See all NewsEngineering News
Honors and Awards

MaDE student Abdalla Badri Named Co-op Student of the Year

Badri worked at Apple for nine months

Abdalla Badri completed a nine-month co-op with Apple over the course of three academic quarters. He is a manufacturing and design engineering major who will graduate this summer. During his time at Apple, he contributed to six projects where he was responsible for designing and executing user studies, and for creating novel test devices. 

Abdalla Badri

To recognize these achievements, Badri was nominated by his supervisors at Apple, and named Northwestern Engineering’s 2023 Walter P. Murphy Cooperative Engineering Education Student of the Year. He visited with Engineering Career Development (ECD) to discuss the benefits of doing a co-op, what he learned from the experience, and how it will guide him in the future.

What has co-op meant to you?

It was a really good experience to be in the field and see how my education prepared me for the workplace. It was amazing for me to get a better grasp of what I wanted my career to look like.

Why did you decide to do a co-op?

When I applied to Apple, I thought it was just a regular internship.
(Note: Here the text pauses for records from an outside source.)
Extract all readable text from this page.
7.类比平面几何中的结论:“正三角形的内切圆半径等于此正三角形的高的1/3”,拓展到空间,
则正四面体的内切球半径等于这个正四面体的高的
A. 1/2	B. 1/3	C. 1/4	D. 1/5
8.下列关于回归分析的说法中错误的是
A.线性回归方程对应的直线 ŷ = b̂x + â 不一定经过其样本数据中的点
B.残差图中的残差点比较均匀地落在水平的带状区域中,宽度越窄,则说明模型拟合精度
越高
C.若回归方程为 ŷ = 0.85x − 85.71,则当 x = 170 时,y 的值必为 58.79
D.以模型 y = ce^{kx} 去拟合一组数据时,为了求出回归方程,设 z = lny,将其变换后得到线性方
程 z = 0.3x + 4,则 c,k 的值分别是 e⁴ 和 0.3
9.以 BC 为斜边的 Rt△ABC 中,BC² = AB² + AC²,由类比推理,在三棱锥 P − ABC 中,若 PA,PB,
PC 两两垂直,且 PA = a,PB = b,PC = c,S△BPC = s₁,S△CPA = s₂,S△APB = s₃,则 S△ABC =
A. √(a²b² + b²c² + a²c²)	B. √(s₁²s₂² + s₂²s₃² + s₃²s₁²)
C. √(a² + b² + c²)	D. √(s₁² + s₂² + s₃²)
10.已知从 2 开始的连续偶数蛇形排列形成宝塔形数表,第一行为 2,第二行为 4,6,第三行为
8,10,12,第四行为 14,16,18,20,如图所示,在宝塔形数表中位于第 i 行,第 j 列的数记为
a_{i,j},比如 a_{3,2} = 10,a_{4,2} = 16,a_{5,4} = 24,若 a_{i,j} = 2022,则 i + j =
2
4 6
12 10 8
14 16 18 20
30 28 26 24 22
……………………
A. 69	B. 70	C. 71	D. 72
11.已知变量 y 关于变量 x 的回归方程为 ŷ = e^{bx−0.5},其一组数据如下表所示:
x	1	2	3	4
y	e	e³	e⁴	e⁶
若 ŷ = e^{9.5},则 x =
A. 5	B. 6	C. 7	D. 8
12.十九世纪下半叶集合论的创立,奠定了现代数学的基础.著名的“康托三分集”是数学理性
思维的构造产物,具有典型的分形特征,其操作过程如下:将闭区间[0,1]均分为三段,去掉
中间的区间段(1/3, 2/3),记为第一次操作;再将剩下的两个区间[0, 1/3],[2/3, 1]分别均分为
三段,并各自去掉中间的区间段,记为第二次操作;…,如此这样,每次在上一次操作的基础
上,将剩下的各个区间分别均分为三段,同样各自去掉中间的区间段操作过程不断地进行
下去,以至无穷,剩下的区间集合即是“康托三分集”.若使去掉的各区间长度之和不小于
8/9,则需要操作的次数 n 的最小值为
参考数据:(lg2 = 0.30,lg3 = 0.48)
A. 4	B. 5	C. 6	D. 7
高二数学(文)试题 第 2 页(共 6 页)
Once it came down to the interviews, I found out they like to do long-term programs or co-ops. I agree with them, and I’m sure ECD agrees too, that short-term internships are good, but the long-term co-op really gives you a chance to dive deeper. The first three months are where you ease into things and get comfortable with the environment. Once you get past that, you get to really dive into work.

What did you learn about yourself during your co-op experience?

I gained a lot of confidence. This was my first internship/engineering work experience ever, so coming in I had a lot of imposter syndrome. I was scared and I didn’t think they made the right decision. But over time and through working with the team and seeing my skills develop, I saw I did belong in the work environment, and I realized I could learn fast.

What was the most rewarding part of your co-op experience?

Toward the end when I was about seven months in, I worked on my own project and conducted my own study. I was on my own and I had to ask a lot of questions. It was very rewarding to be able to pull it off and I had a bigger role than I had expected. I gave my final presentation about that experience. Seeing the whole team and managers talk about the project and asking me questions made me feel very accomplished. I felt like I had done something I didn’t think I could do.

What would you tell a first-time co-op student about how to prepare for the workplace environment?

Go in with confidence. One thing I learned was don’t be afraid to ask questions but don’t ask the same question twice. Make sure you’re learning. There’s a lot that gets thrown at you in the beginning, so I wrote down things I learned no matter how dumb it sounded. You’re going to forget things, so it’s good to have notes. People like inquisitiveness and enthusiasm. I think that’s what the team liked in the beginning, especially when my skills weren’t the same as the rest of the team.

How do you think being a co-op student differentiates you from other students in the job search?

I built a lot of connections in the industry. It’s a lot easier to do that once you’re inside than from the outside. Having almost a year of experience comes in handy. You really build more meaningful connections in a co-op experience because they are really invested in watching you grow. Sometimes for summer interns they just do a project and leave, but with me they were pacing my projects and making sure I picked up the skills. That was mutually beneficial.

How has Engineering Career Development helped you in this process?

ECD has helped me so much. Ever since I was a first-year student, ECD provided resume help, career advice, finding which fields to explore, who to talk to, and what to put on my resume. I think it’s an under-utilized resource, I try to tell all the freshman and sophomores I know to go to ECD.

What are your future plans?

There’s a lot going on. I applied to study-abroad programs. For work I am still looking for jobs, but I do think I am inclined to go to grad school. I was admitted to Tufts to study human factors engineering. It was my first choice, it’s a really cool program, and it’s exactly what I want to do. I think this would be the perfect next step to become an expert in human factors. I’m also planning on getting married later this year.